It hit the door with a bang.
“p l e a s e”
The gap widened.
“h e l p m e”
The stench of blood was enough to make her dizzy.
The horrified numbness within her had expanded and it seemed to take entire eons for the situation to be summed up. There was the dog on the other side of the door, and then the dark and the closet and the walls she was trapped against. Eventually the dog would get through, that much was an inevitability. Either the hinges would give way or the gap at the bottom of the door would grow too wide. She could put her sigil up, she could wind her lantern to full brightness and stand firm but none of that would matter. The dog would come through, and it would open its jaws to reveal those endless teeth, and then it would rip her to pieces and she would die screaming.
It was all up to her, just like the cat had said. Violet suddenly felt immensely small and alone, the closet constricting to become as morbidly intimate as the walls of a tomb.
But though the terror was pressed as close as anything, though it squeezed her heart and endeavored to paralyzed her soul, Violet knew that she had felt such dread before. She had been frightened while facing the drainpipe demon, and also while crossing the river. There had been horror unparalleled during her encounter with the monster, yet she had survived that too. To succumb here…it couldn’t happen. This couldn’t be the end of her.

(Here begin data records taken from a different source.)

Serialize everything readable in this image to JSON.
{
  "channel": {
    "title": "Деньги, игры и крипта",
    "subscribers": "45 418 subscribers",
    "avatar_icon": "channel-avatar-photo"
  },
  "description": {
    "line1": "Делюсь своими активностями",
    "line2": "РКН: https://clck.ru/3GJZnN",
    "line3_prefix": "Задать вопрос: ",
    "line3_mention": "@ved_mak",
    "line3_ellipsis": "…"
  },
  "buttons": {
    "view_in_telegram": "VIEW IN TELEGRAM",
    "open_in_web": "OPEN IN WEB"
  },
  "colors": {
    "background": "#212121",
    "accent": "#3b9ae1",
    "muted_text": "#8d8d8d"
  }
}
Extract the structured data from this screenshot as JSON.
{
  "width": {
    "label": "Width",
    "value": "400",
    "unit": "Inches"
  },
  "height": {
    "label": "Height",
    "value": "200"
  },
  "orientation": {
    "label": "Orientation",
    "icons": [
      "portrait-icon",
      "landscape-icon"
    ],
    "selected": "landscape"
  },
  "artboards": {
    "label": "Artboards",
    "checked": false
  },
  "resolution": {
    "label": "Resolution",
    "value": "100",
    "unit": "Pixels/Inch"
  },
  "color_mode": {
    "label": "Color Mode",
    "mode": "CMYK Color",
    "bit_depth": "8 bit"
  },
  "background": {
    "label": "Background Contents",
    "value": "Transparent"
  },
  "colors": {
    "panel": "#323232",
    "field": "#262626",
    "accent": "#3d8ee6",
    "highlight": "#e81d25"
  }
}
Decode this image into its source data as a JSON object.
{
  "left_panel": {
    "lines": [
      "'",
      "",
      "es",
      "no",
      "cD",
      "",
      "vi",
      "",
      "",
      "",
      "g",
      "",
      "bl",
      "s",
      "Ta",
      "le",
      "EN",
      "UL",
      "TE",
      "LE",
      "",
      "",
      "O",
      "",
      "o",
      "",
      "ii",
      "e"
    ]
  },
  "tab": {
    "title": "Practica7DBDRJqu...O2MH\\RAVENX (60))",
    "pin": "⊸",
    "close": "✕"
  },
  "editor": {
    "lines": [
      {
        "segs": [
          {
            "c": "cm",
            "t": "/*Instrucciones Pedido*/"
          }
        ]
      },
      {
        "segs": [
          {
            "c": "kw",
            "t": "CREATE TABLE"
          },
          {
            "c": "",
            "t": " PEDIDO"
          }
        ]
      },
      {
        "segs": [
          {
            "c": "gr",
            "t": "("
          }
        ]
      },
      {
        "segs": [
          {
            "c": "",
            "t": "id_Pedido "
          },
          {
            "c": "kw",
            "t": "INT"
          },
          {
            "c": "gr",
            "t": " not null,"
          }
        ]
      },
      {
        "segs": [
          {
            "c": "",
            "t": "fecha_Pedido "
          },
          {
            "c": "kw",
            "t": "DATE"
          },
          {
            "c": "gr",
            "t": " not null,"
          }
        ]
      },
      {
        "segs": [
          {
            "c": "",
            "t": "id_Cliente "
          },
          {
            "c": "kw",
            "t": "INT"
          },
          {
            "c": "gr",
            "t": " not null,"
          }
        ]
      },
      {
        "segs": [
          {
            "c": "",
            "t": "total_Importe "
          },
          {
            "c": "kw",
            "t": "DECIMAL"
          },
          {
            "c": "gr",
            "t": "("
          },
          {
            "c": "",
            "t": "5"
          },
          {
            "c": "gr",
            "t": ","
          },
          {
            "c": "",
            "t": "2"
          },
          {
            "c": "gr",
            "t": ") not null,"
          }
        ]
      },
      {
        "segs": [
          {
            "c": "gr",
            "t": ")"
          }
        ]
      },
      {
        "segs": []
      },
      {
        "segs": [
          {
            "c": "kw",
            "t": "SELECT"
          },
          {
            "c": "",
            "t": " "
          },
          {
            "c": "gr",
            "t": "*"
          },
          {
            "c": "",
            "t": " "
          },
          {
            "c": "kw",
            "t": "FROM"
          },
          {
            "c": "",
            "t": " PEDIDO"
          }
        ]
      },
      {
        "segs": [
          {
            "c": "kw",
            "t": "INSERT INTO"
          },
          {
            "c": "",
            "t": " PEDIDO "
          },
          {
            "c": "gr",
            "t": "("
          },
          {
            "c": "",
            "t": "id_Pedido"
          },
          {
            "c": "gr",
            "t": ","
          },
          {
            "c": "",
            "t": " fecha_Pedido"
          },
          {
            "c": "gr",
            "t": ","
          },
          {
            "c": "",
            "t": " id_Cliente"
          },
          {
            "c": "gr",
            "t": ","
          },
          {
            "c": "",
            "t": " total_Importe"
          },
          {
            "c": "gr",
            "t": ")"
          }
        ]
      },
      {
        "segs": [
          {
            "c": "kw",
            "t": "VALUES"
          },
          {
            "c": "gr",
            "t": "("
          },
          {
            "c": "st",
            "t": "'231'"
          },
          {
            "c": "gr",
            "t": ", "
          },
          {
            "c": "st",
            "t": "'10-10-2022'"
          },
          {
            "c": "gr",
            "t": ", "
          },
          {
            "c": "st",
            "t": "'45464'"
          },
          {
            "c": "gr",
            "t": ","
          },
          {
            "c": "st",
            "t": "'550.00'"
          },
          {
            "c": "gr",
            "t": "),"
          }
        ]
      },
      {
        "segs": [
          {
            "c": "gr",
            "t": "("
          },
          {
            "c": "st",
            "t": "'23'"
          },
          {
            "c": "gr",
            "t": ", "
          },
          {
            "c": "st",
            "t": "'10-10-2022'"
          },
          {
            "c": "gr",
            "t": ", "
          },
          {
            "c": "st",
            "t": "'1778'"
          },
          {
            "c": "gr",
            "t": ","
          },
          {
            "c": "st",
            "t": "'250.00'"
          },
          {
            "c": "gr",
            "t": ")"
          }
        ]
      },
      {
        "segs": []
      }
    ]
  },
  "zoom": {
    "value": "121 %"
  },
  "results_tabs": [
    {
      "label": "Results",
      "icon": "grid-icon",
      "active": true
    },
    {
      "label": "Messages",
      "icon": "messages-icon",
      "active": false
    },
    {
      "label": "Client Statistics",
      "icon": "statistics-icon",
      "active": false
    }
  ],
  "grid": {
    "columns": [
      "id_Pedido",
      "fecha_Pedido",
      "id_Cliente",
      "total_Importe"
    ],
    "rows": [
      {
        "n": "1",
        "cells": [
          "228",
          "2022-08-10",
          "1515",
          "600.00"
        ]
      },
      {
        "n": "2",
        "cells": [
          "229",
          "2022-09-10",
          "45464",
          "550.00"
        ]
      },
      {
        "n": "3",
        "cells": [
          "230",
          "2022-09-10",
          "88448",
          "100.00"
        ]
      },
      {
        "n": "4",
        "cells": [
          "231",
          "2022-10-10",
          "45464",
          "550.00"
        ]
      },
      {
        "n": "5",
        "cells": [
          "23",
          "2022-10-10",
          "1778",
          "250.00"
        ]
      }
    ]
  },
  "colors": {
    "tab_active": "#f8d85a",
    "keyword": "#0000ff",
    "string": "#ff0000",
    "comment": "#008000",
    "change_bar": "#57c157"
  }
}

Violet fetched her hatchet. The handle was rough and splintery beneath her fingers and she gripped it tight. To raise it felt uncertain, like she ought to be chopping wood yet wasn’t. A sick, ugly feeling welled from the bottom of her stomach, like hot water against a burn, clashing utterly with a sudden wild, shrieking urge to bring the blade down the next time the dog’s head appeared; to kill kill kill!
It had always been with her, this urge, buried beneath everything else like a pool of magma encased in basalt. But now it was exposed and riding high atop a hot spew of terror, and to realize this made Violet feel paralyzed all over again. Yet through the frozenness she knew with a dreadful certainty that when the dog was exposed enough she would split its head and then rip apart whatever came staggering forth from the spray, and she would do so with her eyes wide and her teeth bared like some feral beast, no matter the depths of the horror that filled her at the mere thought—
The dog crashed against the door like a hammer and then was scrabbling forward, slobbering the depths of its horror and rage and yearning at her, blood streaked head pushing into view and Violet could see the door’s metal beginning to crease and knew that the next push would be the last, the dog would get in and then it would kill her.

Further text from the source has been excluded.